Inter- vs. Intramolecular Hydrogen Bond Patterns and Proton Dynamics in Nitrophthalic Acid Associates

Abstract

Noncovalent interactions are among the main tools of molecular engineering. Rational molecular design requires knowledge about a result of interplay between given structural moieties within a given phase state. We herein report a study of intra- and intermolecular interactions of 3-nitrophthalic and 4-nitrophthalic acids in the gas, liquid, and solid phases. A combination of the Infrared, Raman, Nuclear Magnetic Resonance, and Incoherent Inelastic Neutron Scattering spectroscopies and the Car-Parrinello Molecular Dynamics and Density Functional Theory calculations was used. This integrated approach made it possible to assess the balance of repulsive and attractive intramolecular interactions between adjacent carboxyl groups as well as to study the dependence of this balance on steric confinement and the effect of this balance on intermolecular interactions of the carboxyl groups.

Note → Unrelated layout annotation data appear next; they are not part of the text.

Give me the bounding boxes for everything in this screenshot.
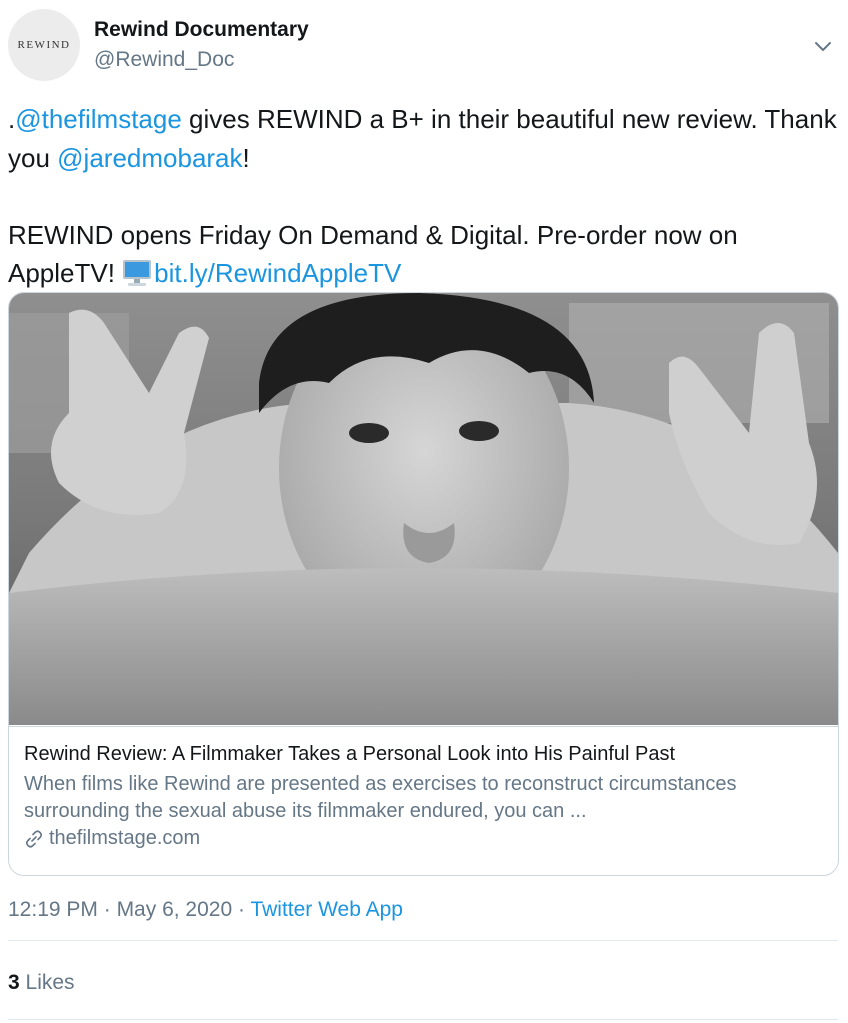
card-image[interactable] xyxy=(9,293,838,725)
author-handle[interactable]: @Rewind_Doc xyxy=(94,48,234,72)
avatar[interactable]: REWIND xyxy=(8,9,80,81)
author-name[interactable]: Rewind Documentary xyxy=(94,18,309,42)
avatar-logo-text: REWIND xyxy=(17,39,71,51)
tweet-header: REWIND Rewind Documentary @Rewind_Doc xyxy=(8,8,840,84)
tweet-time[interactable]: 12:19 PM xyxy=(8,898,98,921)
meta-separator: · xyxy=(97,898,117,921)
card-title[interactable]: Rewind Review: A Filmmaker Takes a Perso… xyxy=(24,743,675,766)
card-description: When films like Rewind are presented as … xyxy=(24,773,737,822)
link-card[interactable]: Rewind Review: A Filmmaker Takes a Perso… xyxy=(8,292,839,876)
tweet-date[interactable]: May 6, 2020 xyxy=(117,898,233,921)
tweet-link[interactable]: bit.ly/RewindAppleTV xyxy=(154,258,401,288)
card-body[interactable]: Rewind Review: A Filmmaker Takes a Perso… xyxy=(9,726,838,875)
mention-thefilmstage[interactable]: @thefilmstage xyxy=(15,104,182,134)
card-domain[interactable]: thefilmstage.com xyxy=(24,827,200,850)
chevron-down-icon xyxy=(815,42,831,51)
tweet-source[interactable]: Twitter Web App xyxy=(250,898,403,921)
tweet-meta: 12:19 PM · May 6, 2020 · Twitter Web App xyxy=(8,898,403,922)
mention-jaredmobarak[interactable]: @jaredmobarak xyxy=(57,143,242,173)
link-icon xyxy=(25,829,43,848)
desktop-computer-emoji-icon xyxy=(123,260,152,286)
tweet-text-part2: ! xyxy=(242,142,250,173)
divider xyxy=(8,1019,838,1020)
divider xyxy=(8,940,838,941)
likes-count: 3 xyxy=(8,971,20,994)
likes-label: Likes xyxy=(19,971,75,994)
likes-stat[interactable]: 3 Likes xyxy=(8,971,75,995)
card-domain-text: thefilmstage.com xyxy=(49,827,201,849)
more-options-button[interactable] xyxy=(808,32,838,62)
tweet-text: .@thefilmstage gives REWIND a B+ in thei… xyxy=(8,100,840,293)
meta-separator: · xyxy=(232,898,251,921)
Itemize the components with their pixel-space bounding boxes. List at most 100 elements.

Keywords: CPMD; DFT; IINS; IR; NMR; Raman; carboxyl group; proton dynamics.

Figure 1

Chemical structures of 3-nitrophthalic (3) and 4-nitrophthalic (4) acids.

Figure 2

Conformers of monomeric 3 (upper row) and 4 (bottom row) and their relative energies (ΔE = E_min(conformer) – E_i(conformer), kcal/mol) obtained at the B3LYP/6-311+G(d,p) level of theory for the gas phase and in acetonitrile (CH₃CN). E_min(conformer) stands for the energy of 3(I) or 4(I). E_i(conformer) stands for the energy of the conformer under consideration.

Figure 3

Calculated potential energy curves for the carboxyl group rotation in 3 (solid line) and 4 (dashed line).

Figure 4

The potential energy profile for a gradual displacement of one proton within the H-bond in the 4(II) monomer (a) and the D4(I) dimer (b and c) calculated in the PCM approximation in acetonitrile. The curves a and c represent a case when all other structural parameters are optimized. The curve b represents a case when the position of the adjacent bridged proton is fixed.

Figure 5

Schemes of the prototropic equilibria for the carboxyl aryl derivatives and their intermolecular complexes.

Figure 6

Time evolution of the H-bridge metric parameters. The CPMD gas phase simulations of the monomeric 3 and 4. Red: Donor-proton distance, green: Proton-acceptor distance, blue: Donor-acceptor distance.

Figure 7

Possible scenarios of phthalic acid interaction with bases in nonpolar solution: (a) One intra- and one intermolecular H-bond, (b) single intermolecular H-bond, and (c) two intermolecular H-bonds. Molecular structures of the considered bases.

Figure 8

Characteristic ¹H NMR spectra of 3 and 4 in CDCl₃ at 300 K in the presence of Et₃N. The signals of OH-protons are marked by asterisks. The mole fractions are (a) water:4:Et₃N = 1:1.2:35, (b) water:4:Et₃N = 1:8.7:35, and (c) water:3:Et₃N = 1:8.7:35.

Figure 9

Characteristic ¹H NMR spectra of 4 in CDCl₃ at 300 K in the presence of DMAP. The mole fractions are (a) water:4:DMAP = 1:1.0:260, (b) water:4:DMAP = 1:3.9:260, and (c) water:4:DMAP = 1:0.24:0.30.

Figure 10

Normalized experimental IR and Raman spectra of 3 (A and B) and 4 (C and D) (black spectra) and their deuterated (OD) derivatives (red spectra).

Figure 11

Normalized IINS (A, D), Raman (B, E), and IR (C, F) spectra of compounds 3 (A—C, black spectra) and 4 (D–F, black spectra) and their deuterated derivatives (red spectra).

Figure 12

Calculated power spectra of atomic velocity–results of the CPMD runs for the monomers of 3 and 4 (3m and 4m) as well as for the dimers of 3 and 4 (3d and 4d). The CPMD power spectra are presented only for the bridged protons vibrational modes. The stretching vibration area is shown in red. The bending vibration areas are shown in blue and yellow.